Lawmakers mistakenly included a 20 percent deduction on gross, rather than net, income for cooperatives. Net income is profit, gross income is revenue. A deduction on revenue means that many farmers will be able to deduct their entire tax liability.
The Tax Foundation’s Scott Greenberg did the math: A business that sold $2 million in goods to a co-op and incurred $1.6 million in expenses (eminently plausible numbers) would be able to deduct 20 percent of $2 million, or $400,000 — the same amount as its tax liability.
Compare that to the 20 percent deduction on profit that is granted in other situations: The same business would be able to deduct 20 percent of $400,000, or $80,000, leaving a tax liability on $320,000 in remaining profit.
This is not just a lottery-style windfall to co-ops because businesses structured in any other way aren’t eligible for the same treatment. The difference has already plunged the private crop-handling business into uncertainty.

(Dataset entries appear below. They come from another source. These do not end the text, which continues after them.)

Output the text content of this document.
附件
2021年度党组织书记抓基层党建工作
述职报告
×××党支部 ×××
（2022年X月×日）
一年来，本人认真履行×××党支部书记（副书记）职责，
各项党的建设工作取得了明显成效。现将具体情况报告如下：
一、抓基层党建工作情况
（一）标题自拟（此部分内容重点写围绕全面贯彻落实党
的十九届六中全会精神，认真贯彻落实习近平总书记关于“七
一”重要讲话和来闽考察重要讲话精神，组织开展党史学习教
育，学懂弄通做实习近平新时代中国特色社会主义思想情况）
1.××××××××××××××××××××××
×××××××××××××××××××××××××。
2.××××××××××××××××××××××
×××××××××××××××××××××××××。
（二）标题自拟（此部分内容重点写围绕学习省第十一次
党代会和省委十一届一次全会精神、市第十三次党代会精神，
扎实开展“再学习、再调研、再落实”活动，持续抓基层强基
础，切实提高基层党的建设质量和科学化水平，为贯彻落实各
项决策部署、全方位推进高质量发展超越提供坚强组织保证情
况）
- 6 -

Some firms have opted to reorganize as co-ops, at a cost of hundreds of thousands of dollars in legal fees. Others are hoping to wait out a legislative fix. But the situation is complicated because lobbyists for the cooperatives, after initially acknowledging the change was unintentional, have decided they really like the new state of affairs and are now fighting to keep it.
In terms of the political ramifications for tax reform, it’s dangerous enough for a single industry to be upended by a provision that lawmakers have conceded was included by accident amidst a flurry of last-minute changes to the bill.
But there’s additional risk if those outside the agricultural sector begin to seize on cooperatives as a potential tax shelter. In this worst-case scenario, widespread use of a deduction on gross income becomes the Ice-Nine of tax reform’s standing as a sensible reform initiative.
Surely a Congress that can pass a historic tax reform bill can also move quickly to fix errors included within the law, correct? That should be the case as we have seen these “technical correction” fixes before.
However, the situation is complicated because Democrats see errors like the “Grain Glitch” as leverage.
“We’re not going to say to Republicans, ‘Oh tell us what you want to do,” Sen. Sherrod Brown (D-Ohio) told Politico, in discussing plans to seize on the error as leverage.
This is shameful: People’s livelihoods are in the balance. It’s all the more reason for Republicans to urgently address the issues before Brown’s attitude spreads to the relatively moderate Senate Democrats as well — and before the midterm election season is in full swing.
We all make mistakes, although, honestly, most of us don’t upend American industries with a typo. Congress needs to fix this problem before anyone else is harmed by this error.
Karen Kerrigan is president and chief executive officer of the Small Business & Entrepreneurship Council.